This is the continuation of the previous post based on an article comparing how similar marriages are to business partnerships called, “15 Steps for Successful Strategic Alliances (and Marriages)”. When I first read it, I was struck by how similar the two relationships are…obviously there are differences, but there are a lot of crossing points. If we add a whole bunch of love to these business ideas, maybe our marriages will benefit.
Spread involvement. Create more ties for more people. I like this one, because a marriage isn’t just the two people…it’s our families and friends as well. Back in the day, it really did take a village to nourish marriages and families…now we’re all so separated. I wonder if that’s hurting marriages…especially newbie marriages.
Build organizational bridges — formal structures. She’s talking about reporting structures, but what if we built in formal “meeting” time with our hubby’s…where we could talk about how things are going?
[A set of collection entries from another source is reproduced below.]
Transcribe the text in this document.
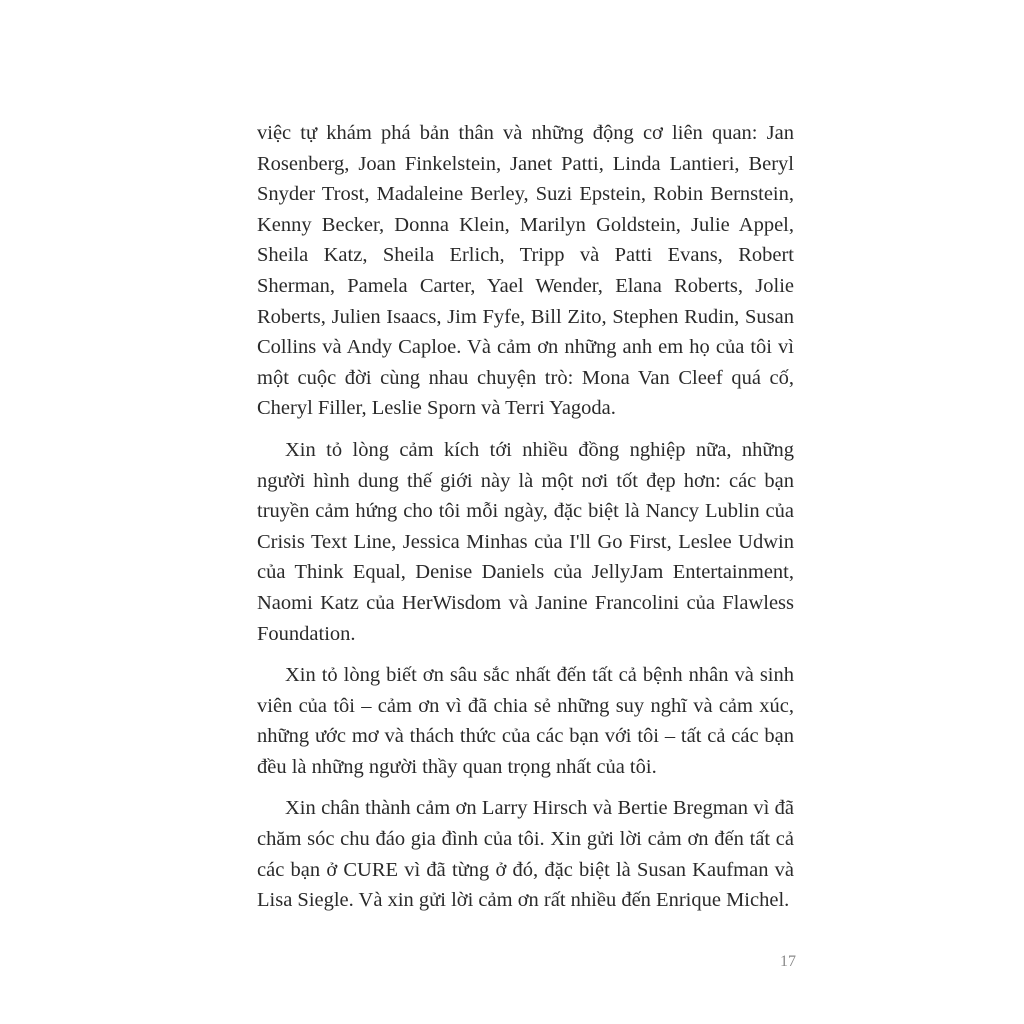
việc tự khám phá bản thân và những động cơ liên quan: Jan Rosenberg, Joan Finkelstein, Janet Patti, Linda Lantieri, Beryl Snyder Trost, Madaleine Berley, Suzi Epstein, Robin Bernstein, Kenny Becker, Donna Klein, Marilyn Goldstein, Julie Appel, Sheila Katz, Sheila Erlich, Tripp và Patti Evans, Robert Sherman, Pamela Carter, Yael Wender, Elana Roberts, Jolie Roberts, Julien Isaacs, Jim Fyfe, Bill Zito, Stephen Rudin, Susan Collins và Andy Caploe. Và cảm ơn những anh em họ của tôi vì một cuộc đời cùng nhau chuyện trò: Mona Van Cleef quá cố, Cheryl Filler, Leslie Sporn và Terri Yagoda.

Xin tỏ lòng cảm kích tới nhiều đồng nghiệp nữa, những người hình dung thế giới này là một nơi tốt đẹp hơn: các bạn truyền cảm hứng cho tôi mỗi ngày, đặc biệt là Nancy Lublin của Crisis Text Line, Jessica Minhas của I'll Go First, Leslee Udwin của Think Equal, Denise Daniels của JellyJam Entertainment, Naomi Katz của HerWisdom và Janine Francolini của Flawless Foundation.

Xin tỏ lòng biết ơn sâu sắc nhất đến tất cả bệnh nhân và sinh viên của tôi – cảm ơn vì đã chia sẻ những suy nghĩ và cảm xúc, những ước mơ và thách thức của các bạn với tôi – tất cả các bạn đều là những người thầy quan trọng nhất của tôi.

Xin chân thành cảm ơn Larry Hirsch và Bertie Bregman vì đã chăm sóc chu đáo gia đình của tôi. Xin gửi lời cảm ơn đến tất cả các bạn ở CURE vì đã từng ở đó, đặc biệt là Susan Kaufman và Lisa Siegle. Và xin gửi lời cảm ơn rất nhiều đến Enrique Michel.

17
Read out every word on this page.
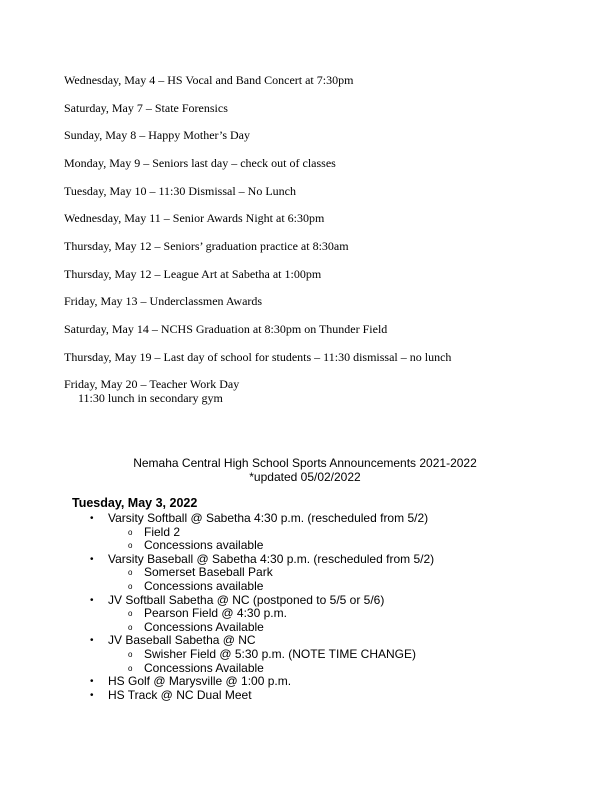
Wednesday, May 4 – HS Vocal and Band Concert at 7:30pm

Saturday, May 7 – State Forensics

Sunday, May 8 – Happy Mother’s Day

Monday, May 9 – Seniors last day – check out of classes

Tuesday, May 10 – 11:30 Dismissal – No Lunch

Wednesday, May 11 – Senior Awards Night at 6:30pm

Thursday, May 12 – Seniors’ graduation practice at 8:30am

Thursday, May 12 – League Art at Sabetha at 1:00pm

Friday, May 13 – Underclassmen Awards

Saturday, May 14 – NCHS Graduation at 8:30pm on Thunder Field

Thursday, May 19 – Last day of school for students – 11:30 dismissal – no lunch

Friday, May 20 – Teacher Work Day

11:30 lunch in secondary gym

Nemaha Central High School Sports Announcements 2021-2022
*updated 05/02/2022
Tuesday, May 3, 2022
• Varsity Softball @ Sabetha 4:30 p.m. (rescheduled from 5/2)
o Field 2
o Concessions available
• Varsity Baseball @ Sabetha 4:30 p.m. (rescheduled from 5/2)
o Somerset Baseball Park
o Concessions available
• JV Softball Sabetha @ NC (postponed to 5/5 or 5/6)
o Pearson Field @ 4:30 p.m.
o Concessions Available
• JV Baseball Sabetha @ NC
o Swisher Field @ 5:30 p.m. (NOTE TIME CHANGE)
o Concessions Available
• HS Golf @ Marysville @ 1:00 p.m.
• HS Track @ NC Dual Meet
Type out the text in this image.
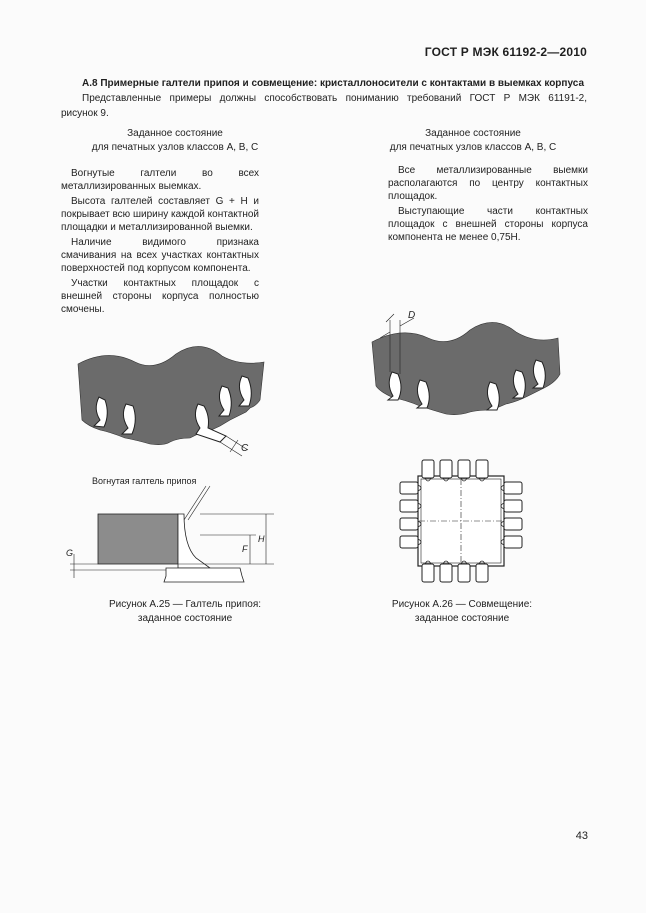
ГОСТ Р МЭК 61192-2—2010
А.8 Примерные галтели припоя и совмещение: кристаллоносители с контактами в выемках корпуса
Представленные примеры должны способствовать пониманию требований ГОСТ Р МЭК 61191-2,
рисунок 9.
Заданное состояние
для печатных узлов классов А, В, С

Вогнутые галтели во всех металлизированных выемках.

Высота галтелей составляет G + H и покрывает всю ширину каждой контактной площадки и металлизированной выемки.

Наличие видимого признака смачивания на всех участках контактных поверхностей под корпусом компонента.

Участки контактных площадок с внешней стороны корпуса полностью смочены.

Заданное состояние
для печатных узлов классов А, В, С

Все металлизированные выемки располагаются по центру контактных площадок.

Выступающие части контактных площадок с внешней стороны корпуса компонента не менее 0,75H.

C
Вогнутая галтель припоя
G	F
H
Рисунок А.25 — Галтель припоя:
заданное состояние
D
Рисунок А.26 — Совмещение:
заданное состояние
43
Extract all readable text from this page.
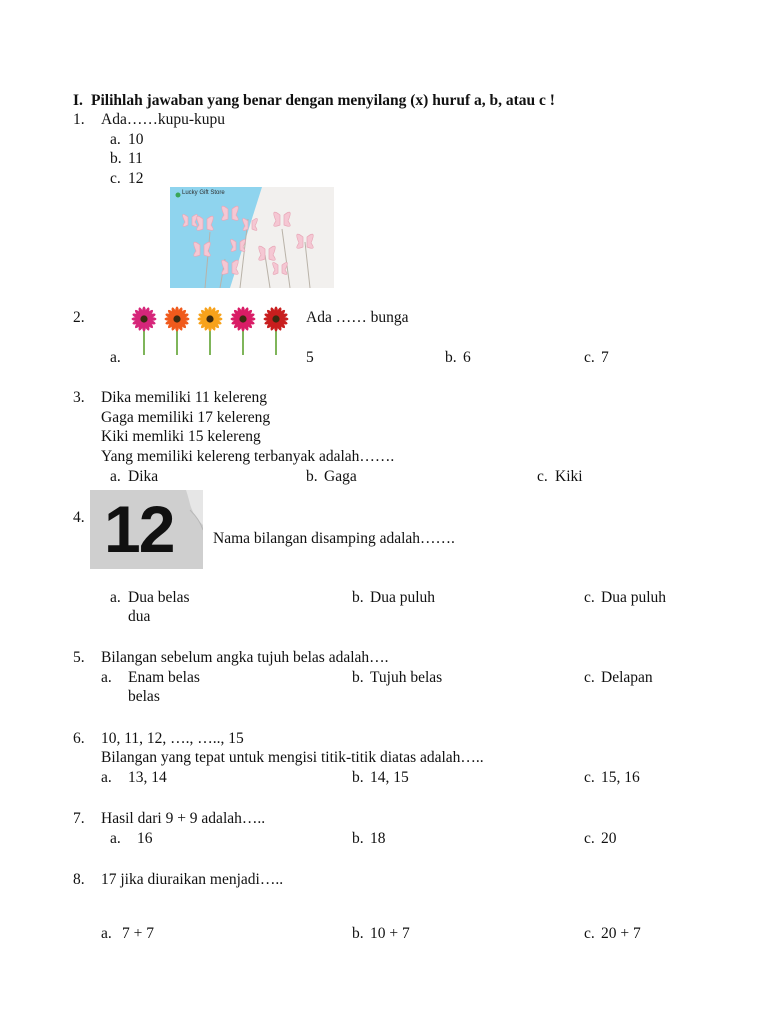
I. Pilihlah jawaban yang benar dengan menyilang (x) huruf a, b, atau c !
1. Ada……kupu-kupu
a. 10
b. 11
c. 12
Lucky Gift Store
2.	Ada …… bunga
a.	5	b. 6	c. 7
3. Dika memiliki 11 kelereng
Gaga memiliki 17 kelereng
Kiki memliki 15 kelereng
Yang memiliki kelereng terbanyak adalah…….
a. Dika	b. Gaga	c. Kiki
4. 12	Nama bilangan disamping adalah…….
a. Dua belas
dua
b. Dua puluh	c. Dua puluh
5. Bilangan sebelum angka tujuh belas adalah….
a. Enam belas
belas
b. Tujuh belas	c. Delapan
6. 10, 11, 12, …., ….., 15
Bilangan yang tepat untuk mengisi titik-titik diatas adalah…..
a. 13, 14	b. 14, 15	c. 15, 16
7. Hasil dari 9 + 9 adalah…..
a. 16	b. 18	c. 20
8. 17 jika diuraikan menjadi…..
a. 7 + 7	b. 10 + 7	c. 20 + 7
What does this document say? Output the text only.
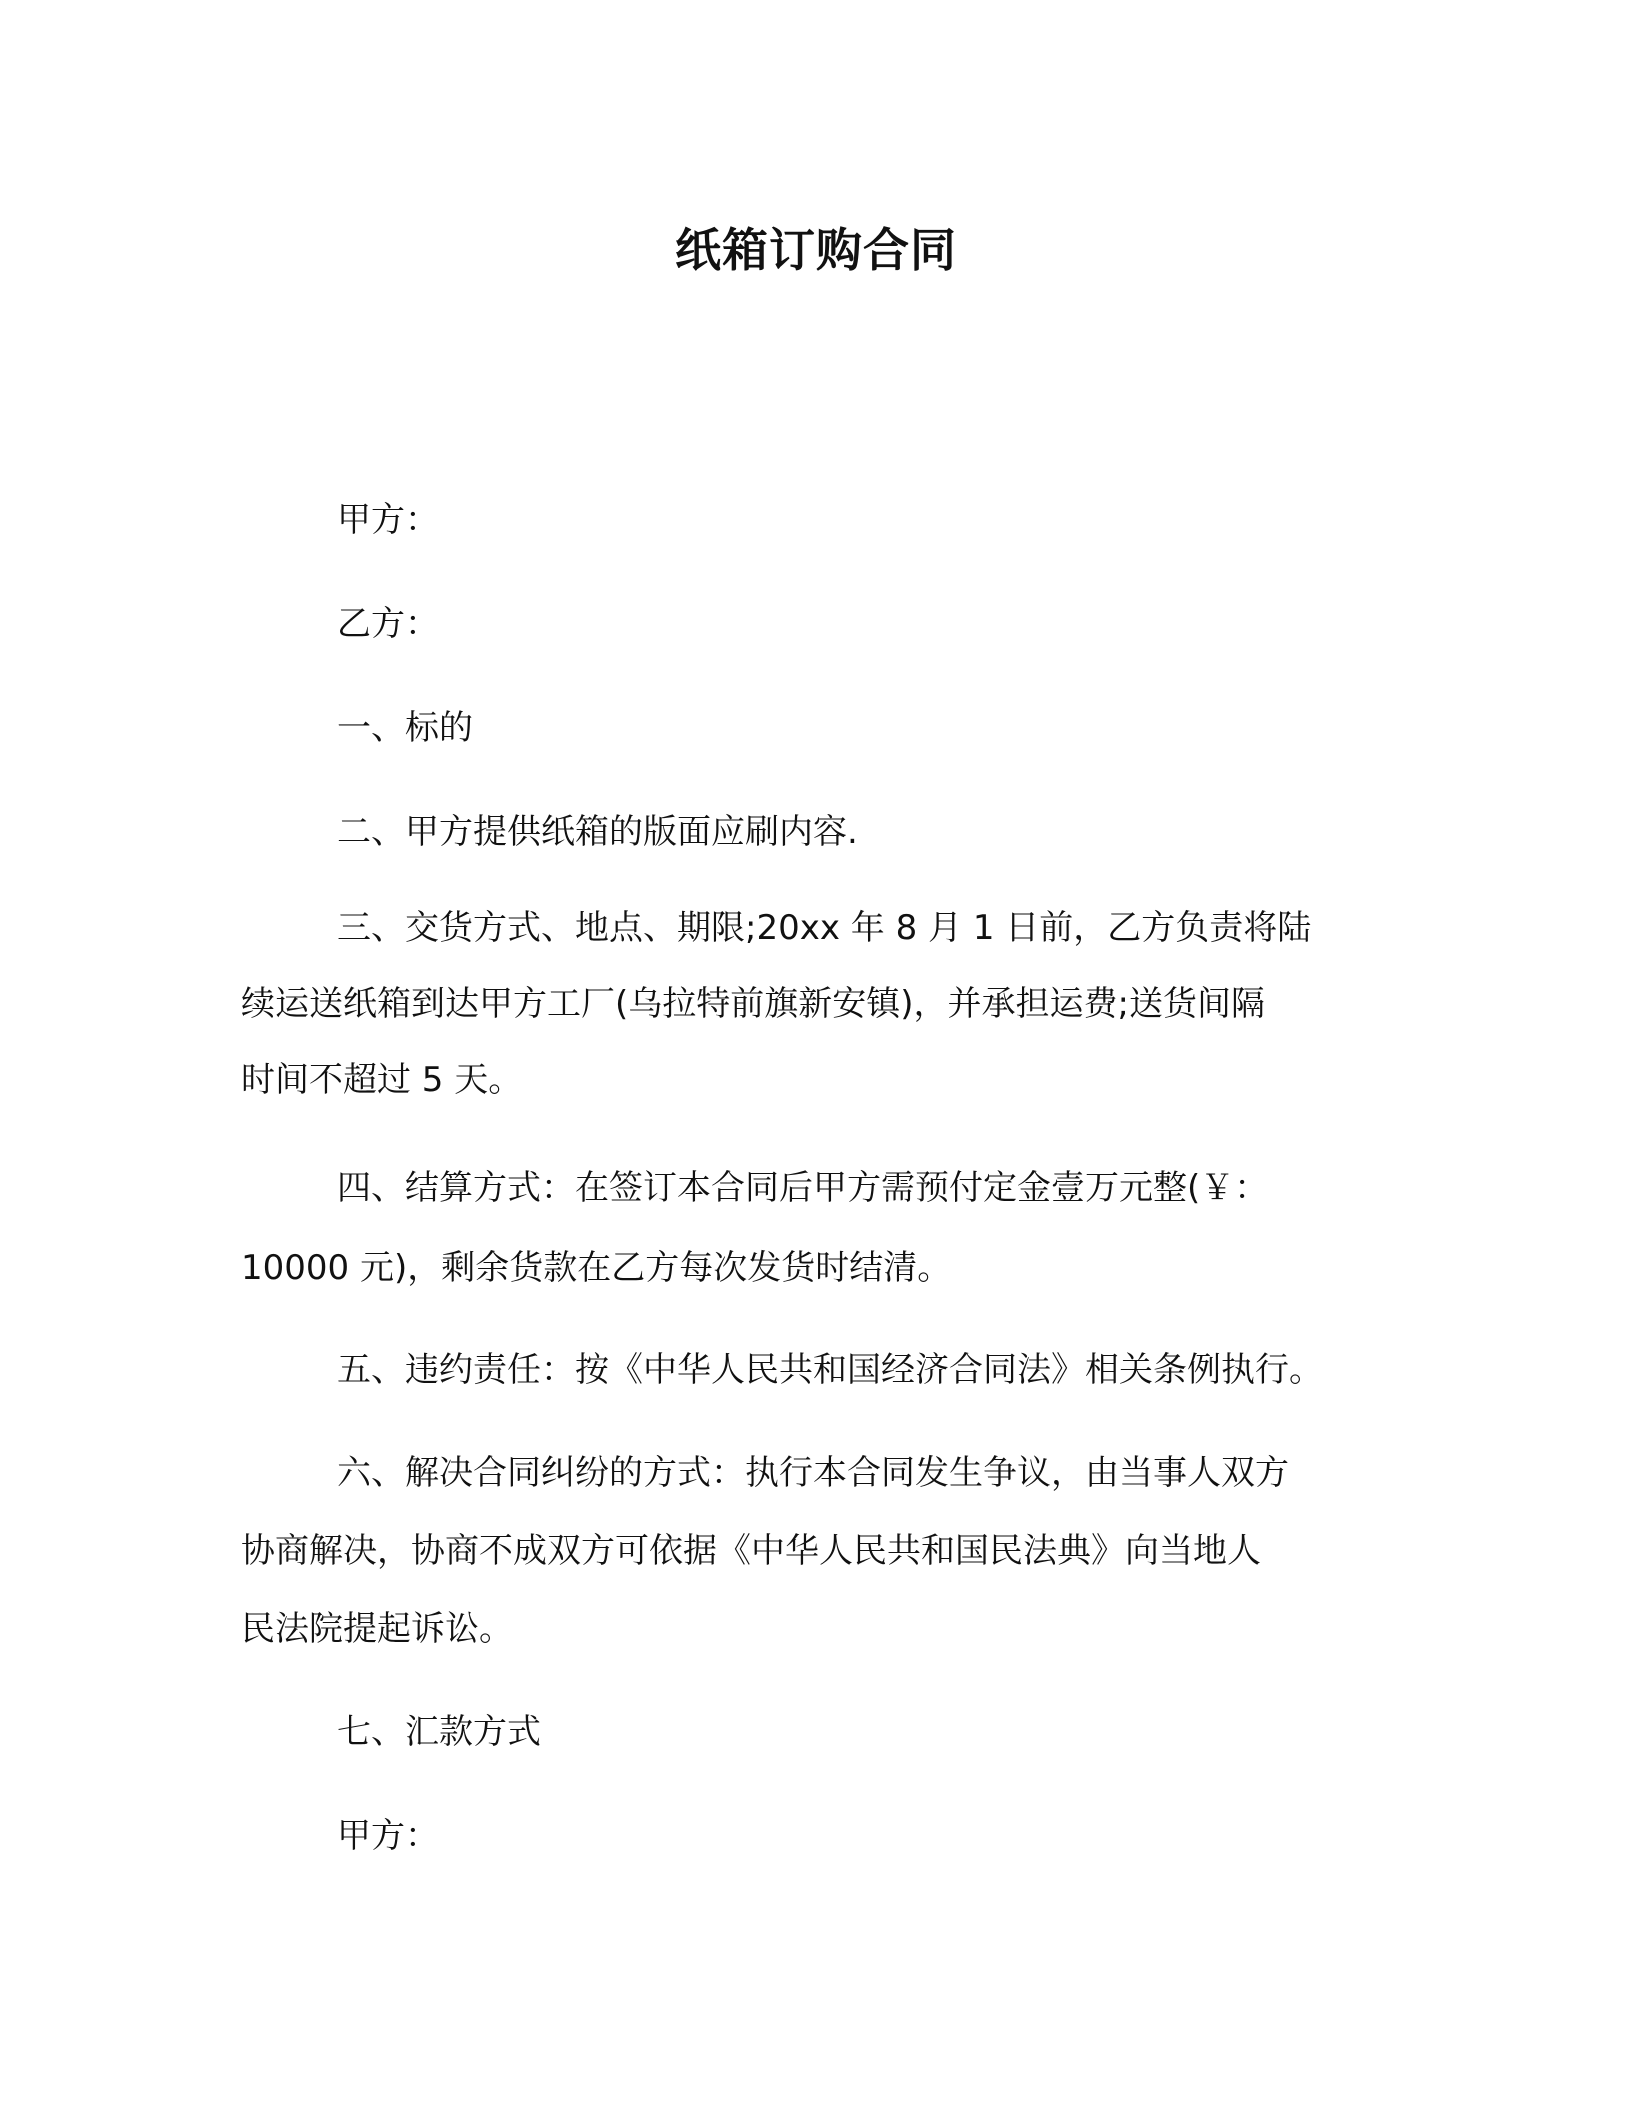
纸箱订购合同
甲方：
乙方：
一、标的
二、甲方提供纸箱的版面应刷内容.
三、交货方式、地点、期限;20xx 年 8 月 1 日前，乙方负责将陆
续运送纸箱到达甲方工厂(乌拉特前旗新安镇)，并承担运费;送货间隔
时间不超过 5 天。
四、结算方式：在签订本合同后甲方需预付定金壹万元整(￥：
10000 元)，剩余货款在乙方每次发货时结清。
五、违约责任：按《中华人民共和国经济合同法》相关条例执行。
六、解决合同纠纷的方式：执行本合同发生争议，由当事人双方
协商解决，协商不成双方可依据《中华人民共和国民法典》向当地人
民法院提起诉讼。
七、汇款方式
甲方：
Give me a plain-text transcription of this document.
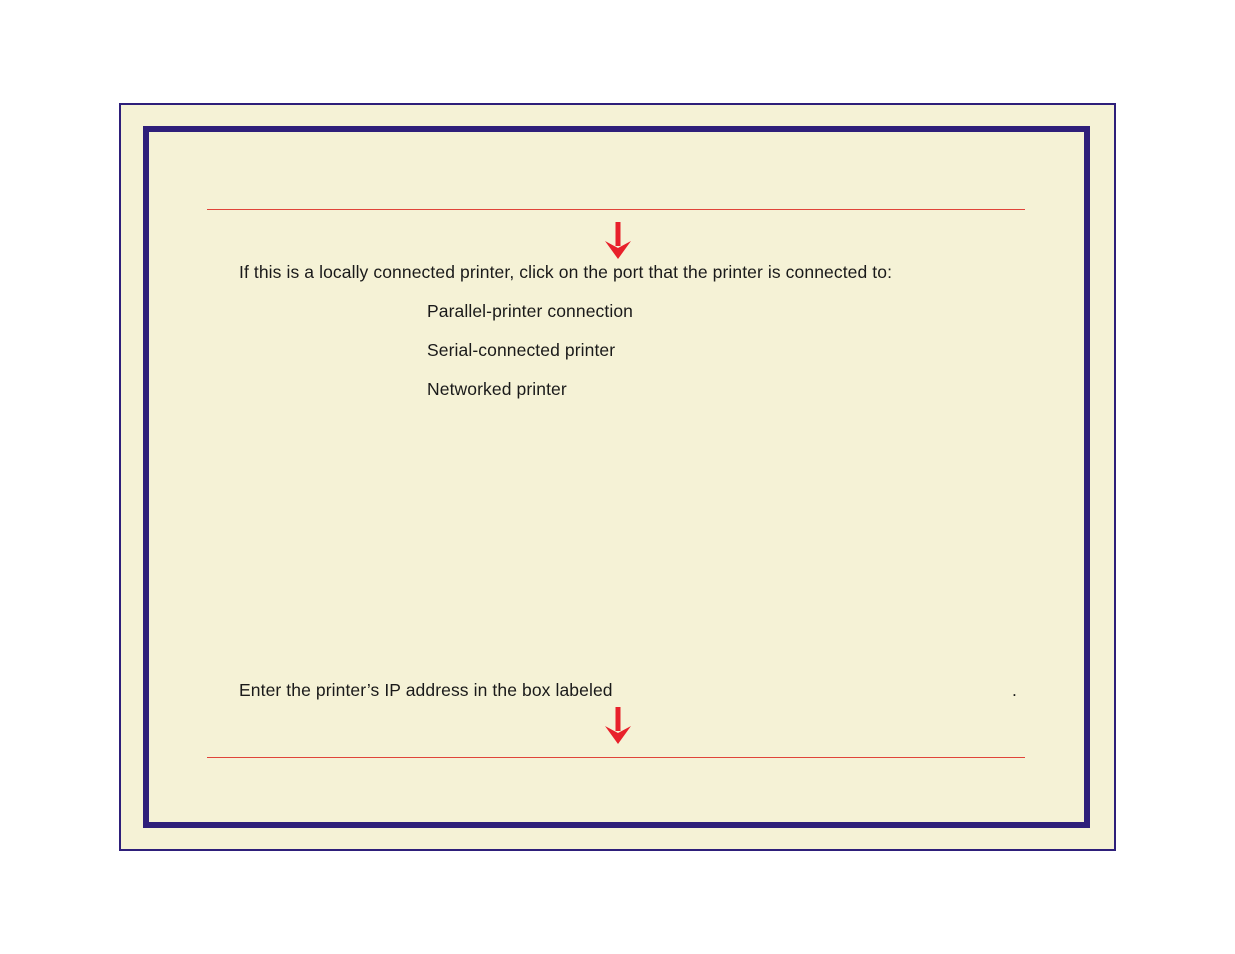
If this is a locally connected printer, click on the port that the printer is connected to:
Parallel-printer connection
Serial-connected printer
Networked printer
Enter the printer’s IP address in the box labeled	.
So then it wouldn’t be a “we need to talk” uh-oh time, but a “we always talk” less stressful time.
Respect differences. “Alliances are most helpful when they involve differences — when partners give each other something they do not already have.” How about that quotation? <sarcasm> That’s a toughie for me since I’m always right and how could anyone have a different opinion…but maybe it’s helpful information for you people. </sarcasm>
Teach partners. Learn from partners. This one comes from a place of respect. Meaning you understand and value the knowledge that your partner has…and actually listen to them. For me, this one has been pretty important. The Mister is super knowledgeable about internet stuff (social media, internet marketing, personal branding, yada, yada, yada) and I’m not…so his know-how has been instrumental in my increasing my presence in my work industry. I told him yesterday he’s on my Dream Team: folks instrumental to my goal of world domination.
Be prepared to change yourself. “Partners must be willing to be influenced by one another. This can mean learning the other’s language and style or inventing a new one; changing to the other’s system or creating a joint one.” Like I said on the other post, this lady could be a marriage counselor!
Help everyone win. My goal is for The Mister to think, “boy am I happy I married Dawn…she’s the greatest lady God ever made and I’m the luckiest man alive.” I’d say that makes him a winner! I know that I’m a winner because I think he’s one fantastic dude.
Get closer, change course, or exit gracefully. Yay to getting closer and changing course (when necessary), but boo to exiting gracefully. I think we should expect to change and evolve over the course of our lives. We just need to be sure we understand that changes will happen within each person…people evolve so relationships should as well.
So there are the 15 steps…what did you think about them? Obviously some of them just don’t fit in the context of marriage, but I thought a lot of them did translate over.